趴在老人宽厚的背上,萧靖心里暖暖的, 被人关切的滋味,让他沉醉其中。
一路上,两人谁也没说话。
萧靖心知,他肯定生气了, 还气的不轻,连脖子上的青筋都根根暴起了。
这时,多说多错。
过了一会儿, 忠勇侯微微撇头,见他还醒着, 冷哼一声:你一声不吭, 我还以为你睡着了。
怎么,你刚才是装晕的?
萧靖眉头一跳,赔笑道:我犯了错, 不敢说话。
哼,你倒是有自知之明。下一刻,他又变了脸色, 训斥道:可惜啊, 脑子太蠢, 醒悟得太晚!
不晚不晚, 能改过自新, 就不晚。
忠勇府欲言又止,竟觉得他有几分陌生。
看着老人打量的眼神,萧靖一惊,露出一副悲痛的样子:祖父,我识人不清,到今天才看清睿王的凉薄,落得个如此下场,我好恨啊。

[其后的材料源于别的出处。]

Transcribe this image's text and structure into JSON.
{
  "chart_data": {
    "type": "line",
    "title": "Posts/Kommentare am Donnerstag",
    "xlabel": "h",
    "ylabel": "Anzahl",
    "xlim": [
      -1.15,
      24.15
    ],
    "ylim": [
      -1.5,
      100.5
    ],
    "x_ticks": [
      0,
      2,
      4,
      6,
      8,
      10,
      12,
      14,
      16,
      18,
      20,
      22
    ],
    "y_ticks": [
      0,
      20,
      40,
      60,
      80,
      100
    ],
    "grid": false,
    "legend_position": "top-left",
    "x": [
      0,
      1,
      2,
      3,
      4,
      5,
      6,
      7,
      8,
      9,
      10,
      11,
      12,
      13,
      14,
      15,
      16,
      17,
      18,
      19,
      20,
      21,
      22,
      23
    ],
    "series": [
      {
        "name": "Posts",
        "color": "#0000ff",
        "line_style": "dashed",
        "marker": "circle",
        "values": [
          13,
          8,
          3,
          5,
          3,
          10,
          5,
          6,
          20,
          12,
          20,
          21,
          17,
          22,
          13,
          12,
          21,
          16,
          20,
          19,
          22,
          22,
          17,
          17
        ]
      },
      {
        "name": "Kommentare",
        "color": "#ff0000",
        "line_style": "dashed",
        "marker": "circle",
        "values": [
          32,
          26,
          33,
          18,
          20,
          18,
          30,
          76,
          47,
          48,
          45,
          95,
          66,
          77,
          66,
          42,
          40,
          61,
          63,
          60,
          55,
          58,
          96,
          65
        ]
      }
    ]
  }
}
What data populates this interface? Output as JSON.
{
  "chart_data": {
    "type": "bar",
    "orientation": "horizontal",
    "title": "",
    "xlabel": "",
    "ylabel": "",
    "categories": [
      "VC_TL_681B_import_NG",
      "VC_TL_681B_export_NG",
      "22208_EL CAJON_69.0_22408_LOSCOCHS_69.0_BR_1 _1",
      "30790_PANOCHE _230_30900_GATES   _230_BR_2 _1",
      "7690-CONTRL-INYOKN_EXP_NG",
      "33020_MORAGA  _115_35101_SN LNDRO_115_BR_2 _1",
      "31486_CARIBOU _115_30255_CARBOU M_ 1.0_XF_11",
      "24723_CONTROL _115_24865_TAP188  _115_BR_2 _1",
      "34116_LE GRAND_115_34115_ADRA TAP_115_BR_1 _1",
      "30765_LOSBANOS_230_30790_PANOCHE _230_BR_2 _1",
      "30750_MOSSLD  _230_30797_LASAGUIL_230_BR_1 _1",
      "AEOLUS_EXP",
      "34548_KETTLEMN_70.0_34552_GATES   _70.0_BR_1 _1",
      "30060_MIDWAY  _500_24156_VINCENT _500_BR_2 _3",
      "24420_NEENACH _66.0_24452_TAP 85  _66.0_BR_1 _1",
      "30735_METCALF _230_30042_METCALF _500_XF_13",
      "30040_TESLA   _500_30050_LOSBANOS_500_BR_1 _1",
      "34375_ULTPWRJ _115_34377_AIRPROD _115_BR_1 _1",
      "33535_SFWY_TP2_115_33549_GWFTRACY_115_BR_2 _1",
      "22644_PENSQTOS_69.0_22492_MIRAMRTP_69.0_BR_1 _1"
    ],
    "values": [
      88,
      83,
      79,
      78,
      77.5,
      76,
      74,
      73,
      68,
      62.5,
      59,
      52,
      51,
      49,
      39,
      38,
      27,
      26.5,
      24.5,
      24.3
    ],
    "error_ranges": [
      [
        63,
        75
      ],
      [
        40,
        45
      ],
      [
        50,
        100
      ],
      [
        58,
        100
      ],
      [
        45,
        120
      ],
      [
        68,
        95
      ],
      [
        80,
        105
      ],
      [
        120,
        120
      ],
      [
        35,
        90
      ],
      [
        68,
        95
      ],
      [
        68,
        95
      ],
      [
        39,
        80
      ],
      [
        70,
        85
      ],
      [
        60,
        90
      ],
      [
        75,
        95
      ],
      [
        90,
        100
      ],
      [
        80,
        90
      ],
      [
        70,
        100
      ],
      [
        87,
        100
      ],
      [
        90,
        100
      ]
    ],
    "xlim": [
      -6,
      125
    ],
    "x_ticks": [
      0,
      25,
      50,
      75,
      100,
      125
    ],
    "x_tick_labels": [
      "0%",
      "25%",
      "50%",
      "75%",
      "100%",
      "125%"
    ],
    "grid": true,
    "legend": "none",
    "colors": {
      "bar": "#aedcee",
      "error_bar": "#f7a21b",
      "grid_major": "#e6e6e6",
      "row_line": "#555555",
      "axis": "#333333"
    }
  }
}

由于情绪太激烈,扯着伤口都在疼,他厉声疾呼的样子,犹带着深深的愤恨。
忠勇侯见状,也打消了怀疑,只当他吃了大苦头,有所觉悟了。
祖父,我不敢完婚了
萧靖将姿态放得极低,也知难为情,声音越来越低。
不可能!忠勇侯一口回绝,态度冷漠:圣旨已下,你只能先完婚,再和离。
如今,天子病重,圣心难测,对文武百官愈发猜忌,若在这等关头,忤逆圣心,将大祸临头。
其实,萧靖也心知不可能,仍想一试。
与男子完婚,好丢人啊
忠勇侯一听,顿时气笑了:丢人?你当初哭着闹着,逼我去面君时,怎么不觉得丢人了?
我被鬼遮了眼
说到底,他穿来的不是时候,若早些时日,不至于如此被动。
虽说早晚得一死,可若不能推动剧情,他就死得冤枉了。
偏偏,直到现在,他连剧情的影子都没见着,只能根据零零散散的话语去推测,还不敢露馅了,免得被当做妖人,烧死在街头。
很快,两人回到了忠勇府。
萧靖双脚下地后,只觉得浑身更疼了,只想躺在床上,好好歇着。
门开,一名体格健壮、肤色黝黑的下人迎出来,他表情严肃,腰板时刻挺得直直的,看人时,眼神如鹰眸锐利。
看他的步伐,有功夫在身,言行都有板有眼的,似乎是在军伍中历练过。
他看到忠勇侯后,稍稍躬身,恭敬说:侯爷,您回来了。
来福,我出门前交代过了,你不用专程等我。
男人欠身,应了一句:是,侯爷。
他的态度很端正,可明眼人都看得出来,下一次,他还会再等的。
忠勇侯进去后,萧靖也抬脚跟上,却被拦在门外。
看着这堵健壮的肉墙,萧靖疑惑抬头。
怎么,他不能进去?
小侯爷,您不能进去。
萧靖一愣,失声问:为什么?
来福面色不改,一板一眼道:早上,侯爷不让您出去,您非要出门,还扬言绝不再回来。
如今,你为何又回来了?
作为忠勇府的小侯爷,是说话不算话的人吗?
来福乃忠勇府的管家,年轻时随萧统东征西怨,不慎受伤,落下腿疾,又无家眷。
萧统回京时,将他带在身边。
至此,来福就成了一名管家,一眨眼,就是几十年。
在府上,他看着老夫人进门,又看着几个孩子长大,更亲自安排了小主子们的丧事。
来福不苟言笑,下人们又惧又敬,动起怒来,比忠勇侯也不逊色。